The end of winter in New England begins an array of color. We will see rich scarlets and ambers as leaves begin to pop. They’ll eventually turn green, but for a little while, it’s a promise of the autumn we’ll see later this year.
Fall in New England is stunning. Absolutely gorgeous. Having been to see the colors change in many parts of this country, I can confidently say New Hampshire is my favorite, since long before I became a resident.
Though I am no longer an avid photographer, each year I make a point to go color hunting on a few different weekends. The target is peak foliage, with the hills alive with reds, oranges and yellows.
On a recent trip, I was spending a few days with my photography mentors, Margo and Arnie, who always push me to look past the obvious. To get up and stay out before everyone else. To find the shot no one else can get.
Spending time with them, absorbing their lessons, I realized the pursuit of a stunning image is no different than the pursuit of leadership.
Look beyond the easy win for the real opportunities
Anyone can get off a bus, point at a pretty tree and click the shutter. I’ve done the same thing in countries around the world, when I have a day to spend to see as much as I can.
Getting at the real beauty, or true image, of anything takes time. More than a few minutes making snap photos (or judgements) about what’s on the surface.
As someone who regularly changes organizations to build and transform teams, I always come in with some sort of pre-conceived notion. It’s human. Whoever hired me, hired me for a reason.
My job is to look beyond that initial reason. To determining what’s happening (or not) at a deeper level, what’s driving the need for change, and how to affect it in the best way to make it stick.
While opportunities may quickly reveal themselves, understanding what’s driving them is likely beneath the surface, requiring a longer look. They may not be easy wins, but they are the lasting ones.
To find unique opportunities (vs the same photo anyone could take) means finding new ways to consider the same scene. Opening ourselves to those opportunities means being open to continuously learning.
What we know today can get us one result. To get a different, or better result, requires new knowledge. This is true of photography and leadership.
Continuous learners constantly add new tools to their toolkit. They are able to up their game, address new challenges, and adapt to an ever-evolving landscape because they aren’t complacent.
As a photographer, I read a lot. I studied images to find what called to me, and then tried to determine how the photographer did it. I had mentors. I took classes. I could only get better if I pushed myself to get better. Time and practice had a lot to do with it, but new insights added to time and practice accelerated the pace.
As leaders, we have the same opportunity. Study the greats. Find a mentor. Take classes. Read. Then apply the learnings to the time and practice it takes to get good at anything.
I received my first camera when I was 10 years old. I was so excited. It was in the days of film, but I ran around taking all sorts of pictures of friends, family and the places we lived. At least as much as my allowance could handle for processing fees.
I moved and travelled a lot, so photography was a way to keep track of my life. For the longest time, I was recording it with photographs. That’s how I viewed photos – an image of a point in time.

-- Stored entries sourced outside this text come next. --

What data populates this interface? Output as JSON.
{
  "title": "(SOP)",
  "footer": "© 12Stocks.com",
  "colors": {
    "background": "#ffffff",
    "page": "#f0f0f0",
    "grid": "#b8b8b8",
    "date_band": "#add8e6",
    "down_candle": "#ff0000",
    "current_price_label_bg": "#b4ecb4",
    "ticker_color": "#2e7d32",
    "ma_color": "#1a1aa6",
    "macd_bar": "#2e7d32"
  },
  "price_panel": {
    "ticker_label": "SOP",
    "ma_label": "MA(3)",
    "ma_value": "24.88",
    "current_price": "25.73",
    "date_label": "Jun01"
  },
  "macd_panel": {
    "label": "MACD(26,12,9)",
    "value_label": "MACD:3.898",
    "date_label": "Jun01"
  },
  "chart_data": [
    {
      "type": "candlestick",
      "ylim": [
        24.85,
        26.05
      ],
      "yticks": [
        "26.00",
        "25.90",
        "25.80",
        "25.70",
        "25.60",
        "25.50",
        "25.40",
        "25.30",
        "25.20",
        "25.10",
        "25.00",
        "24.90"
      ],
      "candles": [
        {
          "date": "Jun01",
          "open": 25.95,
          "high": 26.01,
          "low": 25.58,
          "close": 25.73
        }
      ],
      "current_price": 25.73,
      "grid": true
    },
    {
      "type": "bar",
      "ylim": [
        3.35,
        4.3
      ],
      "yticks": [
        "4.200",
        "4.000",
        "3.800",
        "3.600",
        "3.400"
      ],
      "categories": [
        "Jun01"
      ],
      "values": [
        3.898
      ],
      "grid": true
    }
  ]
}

Later, once my son came home and I realized I wanted to take better photographs, I became obsessed with improving. People are challenging subjects, so I practiced on things that didn’t move, like flowers. I quickly realized that photography could be used to do more than record events. It can be art.
Inserting passion into what had been a practical activity was a game changer. It was no longer about point and shoot, or recording an event. It was about capturing the essence of a person. It was about creating something that resonated with others. It was about becoming an artist.
The best leaders hone their craft, and continuous learning is certainly important. However, without passion, we are checking boxes. Following steps.
Passion is what connects us with others. It is what creates a beacon others want to follow. We become not just a leader, but a leader that stands out. That looks and feels different than those around us.
Find your best work in challenging situations
I remember the first time I met Margo and Arnie. I was wearing a white t-shirt and khaki capris and she wanted me to get in the dirt. To lay on a dirty fisherman’s wharf. To get myself twisted into a pretzel to get the better shot.
I resisted. I fought. Why can’t I get a photo from here, I wondered.
At a later class, I remember looking around at the other students. They were safely across the street, all shooting the same thing the same way. Rather than go where they were, I laid down in the middle of the road. I began to go where no one else was willing. The floor of a lobster shack. The rocks in the middle of a river.
During our reviews, my image looked different than everyone else in the group. Not because we weren’t looking at the same thing, but I was willing to step out of my comfort zone to go where no one else would go.
Leadership is not about staying safely on the sidelines. Managers tell their teams to go. Leaders say “Let’s Go!”
It’s about getting dirty. Stepping out on a limb so the team will learn to take risks. Finding opportunities to tackle the challenges other teams let pass by.
Though I may no longer regularly create the same kind of art I used to, I’m still an aspiring artist. A leadership artist.
Whether it’s a physical image or a mental one, photographers and leaders have a common purpose. We are inspired to create a unique vision and turn it into reality, an image others can see.